Once upon a time, democracy was sold to us as government of the people, by the people, for the people. Somewhere along the line, the fine print was updated to read: for the people—terms and conditions apply; corporations and godfathers only.
In the United States, the Supreme Court performed a miracle worthy of the Book of Revelations in Citizens United v. FEC. With one judgment, money was baptised as “free speech” and corporations were quietly upgraded from legal entities to loud political citizens with megaphones the size of oil rigs. Ordinary voters still have one vote each; corporations, however, now vote in dollars, and dollars—unlike humans—never sleep, never get tired, and never ask for pothole repairs.

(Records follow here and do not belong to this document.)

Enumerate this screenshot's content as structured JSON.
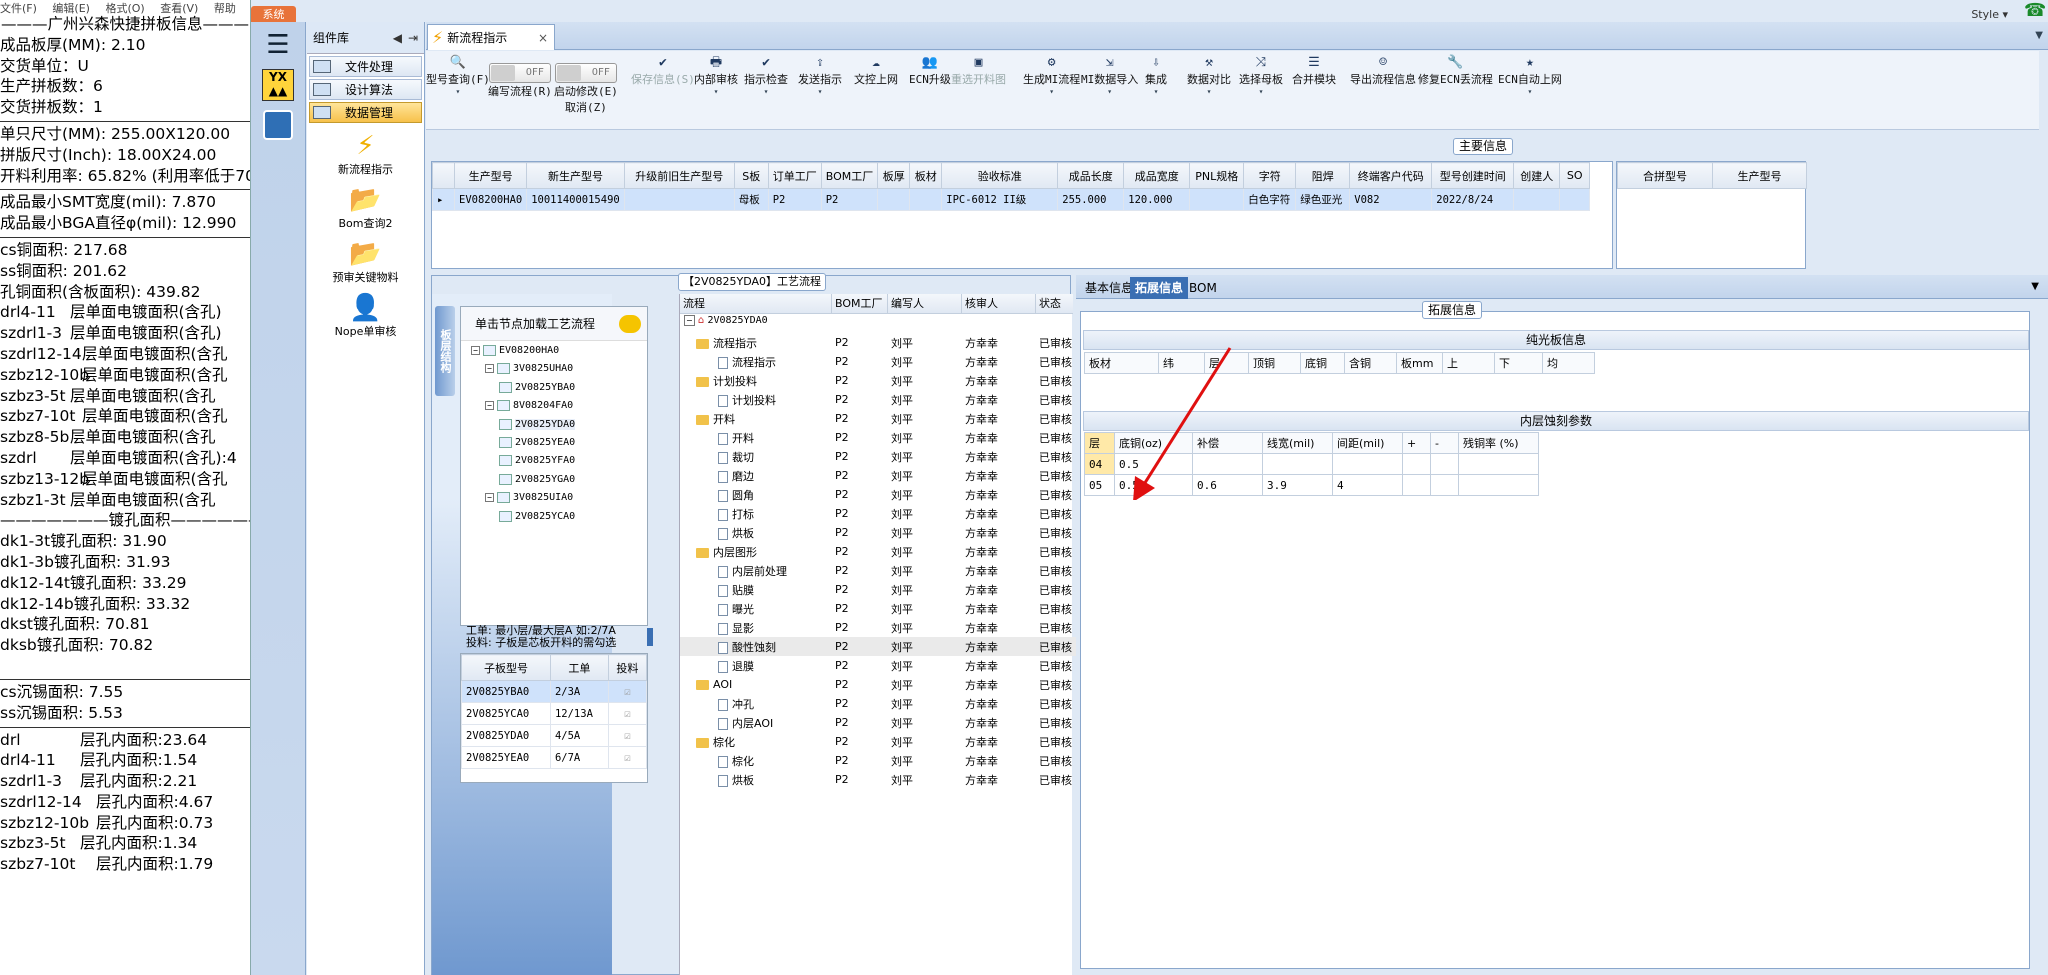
{
  "left_menu": [
    "文件(F)",
    "编辑(E)",
    "格式(O)",
    "查看(V)",
    "帮助"
  ],
  "info": {
    "company_title": "广州兴森快捷拼板信息",
    "lines_a": [
      "成品板厚(MM): 2.10",
      "交货单位：U",
      "生产拼板数：6",
      "交货拼板数：1"
    ],
    "lines_b": [
      "单只尺寸(MM): 255.00X120.00",
      "拼版尺寸(Inch): 18.00X24.00",
      "开料利用率: 65.82% (利用率低于70"
    ],
    "lines_c": [
      "成品最小SMT宽度(mil): 7.870",
      "成品最小BGA直径φ(mil):   12.990"
    ],
    "lines_d": [
      "cs铜面积: 217.68",
      "ss铜面积: 201.62",
      "孔铜面积(含板面积): 439.82"
    ],
    "plating": [
      {
        "name": "drl4-11",
        "text": "层单面电镀面积(含孔)"
      },
      {
        "name": "szdrl1-3",
        "text": "层单面电镀面积(含孔)"
      },
      {
        "name": "szdrl12-14",
        "text": "层单面电镀面积(含孔"
      },
      {
        "name": "szbz12-10b",
        "text": "层单面电镀面积(含孔"
      },
      {
        "name": "szbz3-5t",
        "text": "层单面电镀面积(含孔"
      },
      {
        "name": "szbz7-10t",
        "text": "层单面电镀面积(含孔"
      },
      {
        "name": "szbz8-5b",
        "text": "层单面电镀面积(含孔"
      },
      {
        "name": "szdrl",
        "text": "层单面电镀面积(含孔):4"
      },
      {
        "name": "szbz13-12b",
        "text": "层单面电镀面积(含孔"
      },
      {
        "name": "szbz1-3t",
        "text": "层单面电镀面积(含孔"
      }
    ],
    "hole_area_title": "镀孔面积",
    "hole_lines": [
      "dk1-3t镀孔面积: 31.90",
      "dk1-3b镀孔面积: 31.93",
      "dk12-14t镀孔面积: 33.29",
      "dk12-14b镀孔面积: 33.32",
      "dkst镀孔面积: 70.81",
      "dksb镀孔面积: 70.82"
    ],
    "tin_lines": [
      "cs沉锡面积: 7.55",
      "ss沉锡面积: 5.53"
    ],
    "inner_hole": [
      {
        "name": "drl",
        "text": "层孔内面积:23.64"
      },
      {
        "name": "drl4-11",
        "text": "层孔内面积:1.54"
      },
      {
        "name": "szdrl1-3",
        "text": "层孔内面积:2.21"
      },
      {
        "name": "szdrl12-14",
        "text": "层孔内面积:4.67"
      },
      {
        "name": "szbz12-10b",
        "text": "层孔内面积:0.73"
      },
      {
        "name": "szbz3-5t",
        "text": "层孔内面积:1.34"
      },
      {
        "name": "szbz7-10t",
        "text": "层孔内面积:1.79"
      }
    ]
  },
  "app": {
    "system_label": "系统",
    "style_label": "Style",
    "component_library": {
      "title": "组件库",
      "categories": [
        "文件处理",
        "设计算法",
        "数据管理"
      ],
      "active_category": "数据管理"
    },
    "components": [
      "新流程指示",
      "Bom查询2",
      "预审关键物料",
      "Nope单审核"
    ],
    "tab_title": "新流程指示",
    "ribbon": {
      "items": [
        {
          "label": "型号查询(F)",
          "icon": "search-icon"
        },
        {
          "label": "编写流程(R)",
          "toggle": "OFF"
        },
        {
          "label": "启动修改(E)",
          "toggle": "OFF",
          "sub": "取消(Z)"
        },
        {
          "label": "保存信息(S)",
          "icon": "check-icon"
        },
        {
          "label": "内部审核",
          "icon": "print-icon"
        },
        {
          "label": "指示检查",
          "icon": "check-icon"
        },
        {
          "label": "发送指示",
          "icon": "upload-icon"
        },
        {
          "label": "文控上网",
          "icon": "cloud-icon"
        },
        {
          "label": "ECN升级",
          "icon": "people-icon"
        },
        {
          "label": "重选开料图",
          "icon": "image-icon"
        },
        {
          "label": "生成MI流程",
          "icon": "gear-icon"
        },
        {
          "label": "MI数据导入",
          "icon": "import-icon"
        },
        {
          "label": "集成",
          "icon": "download-icon"
        },
        {
          "label": "数据对比",
          "icon": "compare-icon"
        },
        {
          "label": "选择母板",
          "icon": "shuffle-icon"
        },
        {
          "label": "合并模块",
          "icon": "list-icon"
        },
        {
          "label": "导出流程信息",
          "icon": "smile-icon"
        },
        {
          "label": "修复ECN丢流程",
          "icon": "wrench-icon"
        },
        {
          "label": "ECN自动上网",
          "icon": "star-icon"
        }
      ]
    },
    "main_info_label": "主要信息",
    "main_table": {
      "columns": [
        "生产型号",
        "新生产型号",
        "升级前旧生产型号",
        "S板",
        "订单工厂",
        "BOM工厂",
        "板厚",
        "板材",
        "验收标准",
        "成品长度",
        "成品宽度",
        "PNL规格",
        "字符",
        "阻焊",
        "终端客户代码",
        "型号创建时间",
        "创建人",
        "SO"
      ],
      "rows": [
        [
          "EV08200HA0",
          "10011400015490",
          "",
          "母板",
          "P2",
          "P2",
          "",
          "",
          "IPC-6012 II级",
          "255.000",
          "120.000",
          "",
          "白色字符",
          "绿色亚光",
          "V082",
          "2022/8/24",
          "",
          ""
        ]
      ]
    },
    "right_table_columns": [
      "合拼型号",
      "生产型号"
    ],
    "flow_title": "【2V0825YDA0】工艺流程",
    "pcb_nav_label": "板层结构",
    "tree": {
      "header": "单击节点加载工艺流程",
      "nodes": [
        {
          "label": "EV08200HA0",
          "level": 0
        },
        {
          "label": "3V0825UHA0",
          "level": 1
        },
        {
          "label": "2V0825YBA0",
          "level": 2
        },
        {
          "label": "8V08204FA0",
          "level": 1
        },
        {
          "label": "2V0825YDA0",
          "level": 2
        },
        {
          "label": "2V0825YEA0",
          "level": 2
        },
        {
          "label": "2V0825YFA0",
          "level": 2
        },
        {
          "label": "2V0825YGA0",
          "level": 2
        },
        {
          "label": "3V0825UIA0",
          "level": 1
        },
        {
          "label": "2V0825YCA0",
          "level": 2
        }
      ]
    },
    "work_note": [
      "工单: 最小层/最大层A 如:2/7A",
      "投料: 子板是芯板开料的需勾选"
    ],
    "sub_table": {
      "columns": [
        "子板型号",
        "工单",
        "投料"
      ],
      "rows": [
        [
          "2V0825YBA0",
          "2/3A"
        ],
        [
          "2V0825YCA0",
          "12/13A"
        ],
        [
          "2V0825YDA0",
          "4/5A"
        ],
        [
          "2V0825YEA0",
          "6/7A"
        ]
      ]
    },
    "flow": {
      "columns": [
        "流程",
        "BOM工厂",
        "编写人",
        "核审人",
        "状态"
      ],
      "root": "2V0825YDA0",
      "rows": [
        {
          "name": "流程指示",
          "folder": true
        },
        {
          "name": "流程指示",
          "folder": false
        },
        {
          "name": "计划投料",
          "folder": true
        },
        {
          "name": "计划投料",
          "folder": false
        },
        {
          "name": "开料",
          "folder": true
        },
        {
          "name": "开料",
          "folder": false
        },
        {
          "name": "裁切",
          "folder": false
        },
        {
          "name": "磨边",
          "folder": false
        },
        {
          "name": "圆角",
          "folder": false
        },
        {
          "name": "打标",
          "folder": false
        },
        {
          "name": "烘板",
          "folder": false
        },
        {
          "name": "内层图形",
          "folder": true
        },
        {
          "name": "内层前处理",
          "folder": false
        },
        {
          "name": "贴膜",
          "folder": false
        },
        {
          "name": "曝光",
          "folder": false
        },
        {
          "name": "显影",
          "folder": false
        },
        {
          "name": "酸性蚀刻",
          "folder": false,
          "highlight": true
        },
        {
          "name": "退膜",
          "folder": false
        },
        {
          "name": "AOI",
          "folder": true
        },
        {
          "name": "冲孔",
          "folder": false
        },
        {
          "name": "内层AOI",
          "folder": false
        },
        {
          "name": "棕化",
          "folder": true
        },
        {
          "name": "棕化",
          "folder": false
        },
        {
          "name": "烘板",
          "folder": false
        }
      ],
      "factory": "P2",
      "writer": "刘平",
      "reviewer": "方幸幸",
      "status": "已审核"
    },
    "right_tabs": [
      "基本信息",
      "拓展信息",
      "BOM"
    ],
    "active_right_tab": "拓展信息",
    "ext_label": "拓展信息",
    "pure_board_title": "纯光板信息",
    "pure_board_columns": [
      "板材",
      "纬",
      "层",
      "顶铜",
      "底铜",
      "含铜",
      "板mm",
      "上",
      "下",
      "均"
    ],
    "inner_etch_title": "内层蚀刻参数",
    "inner_etch": {
      "columns": [
        "层",
        "底铜(oz)",
        "补偿",
        "线宽(mil)",
        "间距(mil)",
        "+",
        "-",
        "残铜率 (%)"
      ],
      "rows": [
        [
          "04",
          "0.5",
          "",
          "",
          "",
          "",
          "",
          ""
        ],
        [
          "05",
          "0.5",
          "0.6",
          "3.9",
          "4",
          "",
          "",
          ""
        ]
      ]
    },
    "accent_color": "#3a6fb3"
  }
}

The result? Politicians who no longer campaign door-to-door but rather go account-to-account. Town hall meetings have been replaced with boardroom briefings. Constituents are now politely referred to as “background noise,” while donors enjoy VIP seating, backstage passes, and influence without the inconvenience of elections.
Nigeria, being a country that never copies homework without adding local flavour, said: Why stop at money influencing politicians when we can simply install them outright? Enter the age of godfatherism—our own indigenous political technology, proudly made in Nigeria.
Here, democracy is not corrupted through court judgments but through sheer audacity. Political heavyweights—men with fearsome reputations and even more fearsome bank accounts—simply point at a candidate and say, “You. You will be governor.” Elections then become ceremonial events, like naming ceremonies where the baby’s name was decided long before the guests arrived.
Figures like Wike, Oshiomhole, and Bello (names that now function more like political job titles than personal identities) have mastered the fine art of stooge installation. The governor is sworn in, the godfather is sworn at (quietly, of course), and state funds immediately begin their spiritual journey from public treasury to private comfort. Infrastructure remains under construction indefinitely, which is convenient because unfinished projects are harder to audit.
In both countries, the end result is the same tragic comedy. The politician wakes up every morning asking not, “What do my people need?” but “Who funded my last campaign, and are they still happy?” Democracy survives, but only as a brand name—like “pure water” that contains everything except purity.
So here we are: America with its legalised cheque-book democracy, Nigeria with its cash-and-carry version. Different methods, same outcome. The people vote, the money wins, and democracy writes a resignation letter it never gets to submit.
At this rate, the future of democracy looks clear. Ballot papers will soon be optional. All we’ll need is a Supreme Court judgment in one hand, a godfather in the other, and enough money to shout louder than the electorate. After all, in modern democracy, the loudest voice is no longer the people’s—it’s the one with the biggest wallet.